Maintenant, parmi les questions de santé publique qui nous préoccupent, il y a aussi la légalisation du cannabis, hein? Je regarde mon ami Lionel. Le gouvernement a décidé, avec Lionel, d'adopter dans ce dossier une approche de santé publique, une approche qui vise à protéger, d'abord et avant tout, les jeunes. Le ministre délégué à la Santé et aux Services publics est en train de préparer un projet de loi presque fini qui va ramener à 21 ans l'âge légal et qui va interdire de fumer du cannabis dans les lieux publics.

Donc, éducation, économie, santé, c'est ça, nos trois grandes priorités, mais il y a aussi plusieurs autres enjeux qui retiennent l'attention du gouvernement.

D'abord, la laïcité de l'État et les signes religieux. Cette question traîne depuis plus de 10 ans maintenant. Les Québécois en ont assez, ils veulent qu'on règle cette question. Et notre engagement est très clair depuis longtemps : le port de signes religieux va être interdit pour les employés de l'État en position d'autorité, y compris les enseignants de niveaux primaire et secondaire. Il s'agit d'une position raisonnable. On va être fermes et on va bouger rapidement.

En matière d'immigration, d'abord, j'aimerais préciser une chose d'entrée de jeu, à ma connaissance, tous les élus de l'Assemblée nationale sont en faveur de l'immigration. Les Québécois sont ouverts, accueillants, mais on doit débattre d'immigration calmement, sereinement, en évitant les accusations délirantes qu'on a entendues trop souvent dans les dernières années. On doit éviter de regarder de haut, avec mépris, les inquiétudes légitimes de la population québécoise. Le gouvernement a pris l'engagement de mieux intégrer les immigrants, qu'on a résumé par la formule suivante : en prendre moins mais en prendre soin. L'objectif est clair, on veut réduire les seuils d'immigration pour avoir les moyens de mieux intégrer les immigrants au marché du travail, à la majorité francophone et au partage de nos valeurs communes.

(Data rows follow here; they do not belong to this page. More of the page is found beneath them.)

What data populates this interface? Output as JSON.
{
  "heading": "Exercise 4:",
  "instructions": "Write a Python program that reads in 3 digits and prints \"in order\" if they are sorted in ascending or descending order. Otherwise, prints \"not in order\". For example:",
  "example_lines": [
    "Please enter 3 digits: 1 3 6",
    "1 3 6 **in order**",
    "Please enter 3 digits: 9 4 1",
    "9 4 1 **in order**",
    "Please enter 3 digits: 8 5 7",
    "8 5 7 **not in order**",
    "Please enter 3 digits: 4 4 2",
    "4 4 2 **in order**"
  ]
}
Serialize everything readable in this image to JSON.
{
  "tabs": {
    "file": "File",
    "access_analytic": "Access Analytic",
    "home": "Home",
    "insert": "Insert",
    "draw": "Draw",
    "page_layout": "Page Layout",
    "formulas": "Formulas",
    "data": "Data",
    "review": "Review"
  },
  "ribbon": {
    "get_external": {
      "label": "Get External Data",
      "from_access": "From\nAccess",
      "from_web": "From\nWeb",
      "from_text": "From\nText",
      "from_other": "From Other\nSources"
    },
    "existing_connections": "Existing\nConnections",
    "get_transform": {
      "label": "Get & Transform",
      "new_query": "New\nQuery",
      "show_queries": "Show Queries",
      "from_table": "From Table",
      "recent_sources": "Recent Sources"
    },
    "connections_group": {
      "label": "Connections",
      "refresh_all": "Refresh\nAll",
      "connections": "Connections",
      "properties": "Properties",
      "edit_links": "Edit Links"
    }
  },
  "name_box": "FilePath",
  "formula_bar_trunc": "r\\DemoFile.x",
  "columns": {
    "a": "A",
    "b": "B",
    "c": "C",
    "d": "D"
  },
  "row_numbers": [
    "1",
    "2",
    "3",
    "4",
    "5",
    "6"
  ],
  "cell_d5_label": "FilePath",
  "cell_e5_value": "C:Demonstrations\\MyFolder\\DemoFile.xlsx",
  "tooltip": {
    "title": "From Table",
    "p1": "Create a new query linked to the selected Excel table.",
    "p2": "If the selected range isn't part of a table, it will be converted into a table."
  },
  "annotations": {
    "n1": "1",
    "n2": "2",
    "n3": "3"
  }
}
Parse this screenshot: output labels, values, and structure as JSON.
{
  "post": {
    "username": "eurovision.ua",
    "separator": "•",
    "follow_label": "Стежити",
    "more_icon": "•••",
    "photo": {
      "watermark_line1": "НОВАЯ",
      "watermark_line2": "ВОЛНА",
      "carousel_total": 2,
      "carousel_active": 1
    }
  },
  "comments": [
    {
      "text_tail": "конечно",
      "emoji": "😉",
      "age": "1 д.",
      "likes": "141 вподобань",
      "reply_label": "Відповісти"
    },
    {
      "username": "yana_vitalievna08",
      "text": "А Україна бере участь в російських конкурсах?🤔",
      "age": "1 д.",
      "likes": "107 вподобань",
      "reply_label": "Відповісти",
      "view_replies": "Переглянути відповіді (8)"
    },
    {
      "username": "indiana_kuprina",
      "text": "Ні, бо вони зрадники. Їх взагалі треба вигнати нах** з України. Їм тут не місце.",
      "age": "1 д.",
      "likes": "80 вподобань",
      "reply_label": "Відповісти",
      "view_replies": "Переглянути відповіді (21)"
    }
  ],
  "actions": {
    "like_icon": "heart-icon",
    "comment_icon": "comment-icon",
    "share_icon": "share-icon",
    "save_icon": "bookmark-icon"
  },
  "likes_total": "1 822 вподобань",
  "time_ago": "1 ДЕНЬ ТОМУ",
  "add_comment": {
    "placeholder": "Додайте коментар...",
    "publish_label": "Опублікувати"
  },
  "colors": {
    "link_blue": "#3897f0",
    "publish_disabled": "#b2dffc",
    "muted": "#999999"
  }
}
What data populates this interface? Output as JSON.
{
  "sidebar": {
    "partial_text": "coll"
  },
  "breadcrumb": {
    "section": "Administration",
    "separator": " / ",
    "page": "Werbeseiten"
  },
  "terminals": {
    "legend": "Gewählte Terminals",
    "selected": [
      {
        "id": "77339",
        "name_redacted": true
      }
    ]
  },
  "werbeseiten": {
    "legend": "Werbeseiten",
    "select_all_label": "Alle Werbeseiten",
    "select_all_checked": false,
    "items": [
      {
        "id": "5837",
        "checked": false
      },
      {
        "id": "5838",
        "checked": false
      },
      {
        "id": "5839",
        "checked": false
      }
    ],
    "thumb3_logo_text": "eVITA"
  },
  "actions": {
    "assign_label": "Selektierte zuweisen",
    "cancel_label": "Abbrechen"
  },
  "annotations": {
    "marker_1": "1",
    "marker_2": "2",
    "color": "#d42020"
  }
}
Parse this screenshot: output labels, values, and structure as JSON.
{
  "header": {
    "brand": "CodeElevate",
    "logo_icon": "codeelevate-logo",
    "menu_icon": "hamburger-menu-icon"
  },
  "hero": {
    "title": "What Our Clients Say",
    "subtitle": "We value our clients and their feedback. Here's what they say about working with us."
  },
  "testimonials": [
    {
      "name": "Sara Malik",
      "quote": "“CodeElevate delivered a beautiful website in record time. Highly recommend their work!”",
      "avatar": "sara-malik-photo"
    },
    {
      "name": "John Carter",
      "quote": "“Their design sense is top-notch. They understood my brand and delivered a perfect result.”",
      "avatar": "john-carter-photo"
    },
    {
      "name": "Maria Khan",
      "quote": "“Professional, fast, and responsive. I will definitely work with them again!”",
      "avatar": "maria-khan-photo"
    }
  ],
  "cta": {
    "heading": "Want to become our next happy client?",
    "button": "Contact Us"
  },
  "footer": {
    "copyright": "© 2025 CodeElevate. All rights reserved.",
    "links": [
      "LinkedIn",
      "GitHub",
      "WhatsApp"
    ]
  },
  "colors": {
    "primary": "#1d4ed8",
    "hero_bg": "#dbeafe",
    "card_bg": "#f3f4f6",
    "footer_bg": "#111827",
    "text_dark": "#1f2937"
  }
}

En parlant de notre langue et de nos valeurs, je veux vous parler de culture. La culture, c'est l'âme d'un peuple. La culture, ça fait partie de ce qu'on est. La culture, ça fait partie du bonheur de vivre. La culture québécoise nous rend fiers. Et la culture, c'est aussi un important moteur économique dans toutes les régions du Québec, c'est une formidable vitrine pour le Québec, et je suis convaincu que la ministre de la Culture va nous rendre encore plus fiers d'être Québécois avec la culture.

En matière de justice, on a aussi plusieurs défis de ce côté-là. Le premier défi consiste à accélérer l'administration de la justice pour éviter les délais déraisonnables en modernisant le système et en le finançant correctement. Le deuxième défi consiste à améliorer l'accès à la justice pour les Québécois de la classe moyenne, ceux qui ne sont pas assez riches pour se payer une défense, pas assez démunis pour avoir accès à l'aide juridique. Le troisième grand défi est celui du droit de la famille, qui doit être réformé de fond en comble pour tenir compte des réalités d'aujourd'hui. La ministre de la Justice est déjà au travail sur ces trois fronts. C'est très important que les Québécois aient confiance et qu'ils aient accès au système de justice.

L'autre enjeu, c'est le mode de scrutin proportionnel mixte. Les Québécois souhaitent que les partis collaborent davantage, et une telle réforme a le potentiel de changer la culture politique dans le bon sens, en atténuant la partisanerie. On s'est engagés à déposer un projet de loi visant à modifier le mode de scrutin dans la première année de notre mandat. Le délai est court, la ministre de la Justice a donc déjà commencé à travailler. On a l'intention de respecter cet engagement et de travailler de bonne foi avec les députés des autres partis. Ce qui nous guide, ce qui nous guide, dans cette réforme, c'est une représentation des élus plus fidèle au vote exprimé, mis en équilibre avec le poids des régions et la stabilité des futurs gouvernements.